Kanye West pourra-t-il vraiment performer en Europe ? La partie européenne de sa tournée mondiale, prévue en juin et juillet, est sérieusement perturbée après l’annulation de plusieurs dates, en raison de ses propos antisémites tenus en public et dans son œuvre. Mais si certains pays refusent de voir le rappeur américain fouler leur territoire national, d’autres en profitent pour attirer la superstar : ce samedi 2 mai, le ministre albanais de la Culture, Blendi Gonxhe, a annoncé que «Ye» allait se produire en concert au mois de juillet dans la capitale, à Tirana.

Des dates qui peinent à afficher complet

Visiblement peu bouleversé par les sorties haineuses de Kanye West, également connu pour avoir glorifié Adolf Hitler, le ministre se félicite de sa venue. Et le pays de l’est ne fait pas les choses à moitié : ce concert, programmé le 11 juillet, se tiendra dans une structure spéciale en cours de construction, afin d’accueillir 60 000 personnes. L’événement, dit Blendi Gonxhe, «marque une nouvelle étape pour faire de l’Albanie une destination pour les grands événements culturels».

Pourtant, l’avenir de la tournée européenne de «Ye» semble incertain. Ses concerts prévus à Londres et en Pologne ont été annulés, ainsi qu’un projet de concert à Bâle, en Suisse. Le Royaume-Uni a carrément interdit l’entrée du territoire au chanteur, ce qui a entraîné l’annulation d’un festival de musique tout entier à Londres où il devait se produire trois soirs en juillet. En Pologne, les gestionnaires du stade où le rappeur devait se produire le 19 juin ont également annulé l’événement. Pour la France, Kanye West a annoncé lui-même le report de son concert prévu le 11 juin à Marseille, face à l’opposition grandissante des autorités de la ville et du gouvernement.

Désormais, les seules dates européennes restantes pour Kanye West sont aux Pays-Bas, les 6 et 8 juin, en Italie, le 18 juillet, en République tchèque, le 25 juillet, en Espagne le 30 juillet et au Portugal, le 7 août. Mais certaines sont aussi menacées d’annulation, quand d’autres peinent à afficher complet, comme c’est le cas au Metropolitano Stadium à Madrid ou le Stade portugais de l’Algarve.

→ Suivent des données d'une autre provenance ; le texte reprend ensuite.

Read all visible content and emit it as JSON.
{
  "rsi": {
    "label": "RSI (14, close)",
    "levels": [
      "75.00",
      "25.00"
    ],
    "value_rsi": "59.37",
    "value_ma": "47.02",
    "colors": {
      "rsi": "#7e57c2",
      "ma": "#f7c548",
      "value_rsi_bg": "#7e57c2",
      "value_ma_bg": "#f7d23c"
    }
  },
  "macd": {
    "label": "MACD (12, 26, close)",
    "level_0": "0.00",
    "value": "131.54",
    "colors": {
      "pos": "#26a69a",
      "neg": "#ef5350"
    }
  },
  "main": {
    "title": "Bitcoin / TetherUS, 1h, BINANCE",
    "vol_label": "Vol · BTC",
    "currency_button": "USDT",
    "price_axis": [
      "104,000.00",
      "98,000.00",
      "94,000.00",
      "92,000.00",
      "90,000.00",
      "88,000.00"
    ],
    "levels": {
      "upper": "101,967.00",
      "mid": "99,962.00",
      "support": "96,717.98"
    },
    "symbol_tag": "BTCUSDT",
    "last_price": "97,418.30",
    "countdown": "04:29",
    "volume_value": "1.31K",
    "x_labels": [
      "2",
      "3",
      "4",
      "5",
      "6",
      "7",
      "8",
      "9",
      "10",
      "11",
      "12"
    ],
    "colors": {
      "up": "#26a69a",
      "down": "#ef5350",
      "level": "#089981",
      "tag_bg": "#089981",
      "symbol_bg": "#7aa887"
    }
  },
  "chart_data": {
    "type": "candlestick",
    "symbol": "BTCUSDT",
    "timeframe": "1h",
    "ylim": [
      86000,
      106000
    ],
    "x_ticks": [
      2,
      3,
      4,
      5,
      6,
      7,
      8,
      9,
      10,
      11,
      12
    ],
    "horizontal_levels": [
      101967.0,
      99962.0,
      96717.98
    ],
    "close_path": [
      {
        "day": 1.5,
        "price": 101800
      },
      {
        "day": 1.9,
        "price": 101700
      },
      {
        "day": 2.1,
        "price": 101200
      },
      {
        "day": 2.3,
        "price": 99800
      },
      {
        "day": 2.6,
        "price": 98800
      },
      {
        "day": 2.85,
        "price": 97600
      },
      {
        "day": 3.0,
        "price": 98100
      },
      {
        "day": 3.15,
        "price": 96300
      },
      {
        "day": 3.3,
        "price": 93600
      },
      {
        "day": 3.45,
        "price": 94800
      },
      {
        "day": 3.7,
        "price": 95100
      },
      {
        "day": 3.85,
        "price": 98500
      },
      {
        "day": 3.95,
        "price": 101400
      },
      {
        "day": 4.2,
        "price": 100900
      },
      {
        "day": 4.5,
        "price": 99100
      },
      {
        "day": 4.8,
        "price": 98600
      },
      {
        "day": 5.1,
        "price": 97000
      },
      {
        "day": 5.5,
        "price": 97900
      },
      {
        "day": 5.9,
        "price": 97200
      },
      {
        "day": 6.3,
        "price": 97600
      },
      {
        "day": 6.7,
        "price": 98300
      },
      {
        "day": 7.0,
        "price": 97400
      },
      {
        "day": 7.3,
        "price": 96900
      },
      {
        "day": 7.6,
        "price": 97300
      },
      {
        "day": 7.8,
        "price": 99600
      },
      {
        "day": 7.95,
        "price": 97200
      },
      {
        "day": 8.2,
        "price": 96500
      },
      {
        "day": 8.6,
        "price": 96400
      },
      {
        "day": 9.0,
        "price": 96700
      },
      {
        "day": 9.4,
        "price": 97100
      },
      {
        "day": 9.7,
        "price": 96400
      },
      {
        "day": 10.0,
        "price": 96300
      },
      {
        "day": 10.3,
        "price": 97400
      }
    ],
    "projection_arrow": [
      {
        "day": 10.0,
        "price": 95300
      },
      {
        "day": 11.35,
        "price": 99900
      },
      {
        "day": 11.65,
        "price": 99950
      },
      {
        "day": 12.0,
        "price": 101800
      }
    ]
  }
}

Le concert en Italie bientôt annulé ?

Les Pays-Bas, n’ont pas prévu d’annuler ses concerts prévus à Arnhem, arguant qu’un risque pour l’ordre public ou la sécurité nationale était nécessaire pour justifier une interdiction. Sa venue en Italie, en tête d’affiche du Hellwatt Festival à Reggio Emilia, fait des remous. La communauté juive de la ville, des groupes antifascistes, des syndicats et des responsables politiques de tout bord réclament désormais l’annulation du concert.

«Il est temps d’entamer la même réflexion que nos partenaires européens ont déjà eu le courage de mener», a lancé mi-avril l’eurodéputée italienne Pina Picierno, également vice-présidente du Parlement européen chargée de la lutte contre l’antisémitisme. Et de déplorer : «Le Royaume-Uni a refusé le visa. La France a bloqué le concert de Marseille. Pendant ce temps, l’Italie reste les bras croisés avec 68 000 billets vendus, comme si de rien n’était». Pour elle, «on ne peut pas condamner l’antisémitisme au niveau institutionnel et ensuite permettre à une scène en Émilie-Romagne de devenir le porte-voix de ceux qui ont transformé l’esthétique nazie en divertissement de masse.» D’après le quotidien italien Gazzetta Di Reggio, des rumeurs circulent depuis plusieurs jours concernant l’annulation de l’événement et la résiliation du contrat du rappeur par les organisateurs.

Fausses excuses

Le musicien de 48 ans, autrefois célébré pour son écriture musicale originale et ses productions à succès, a perdu ces dernières années de nombreux fans et plusieurs contrats commerciaux après des propos antisémites et racistes, qu’il impute à son trouble bipolaire. Il avait notamment affirmé en 2023 qu’il «adorait les nazis», mis en vente un t-shirt orné d’une croix gammée sur son site web et sorti en mai 2025 un titre baptisé «Heil Hitler», interdit par les principales plateformes de streaming. En 2025 toujours, l’artiste aux 24 Grammys avait diffusé une chanson à la gloire d’Hitler le 8 mai, date du 80e anniversaire de la fin de la Deuxième Guerre mondiale.

Si l’artiste s’est excusé publiquement dans le Wall Street Journal début janvier, et a même proposé d’organiser une rencontre avec des membres de la communauté juive, cette soudaine quête du pardon, qui coïncide avec la sortie de son nouvel album Bully et de son grand retour sur la scène internationale, sonne faux auprès de certains, pas près de pardonner à Ye pour le mal qu’il a pu causer.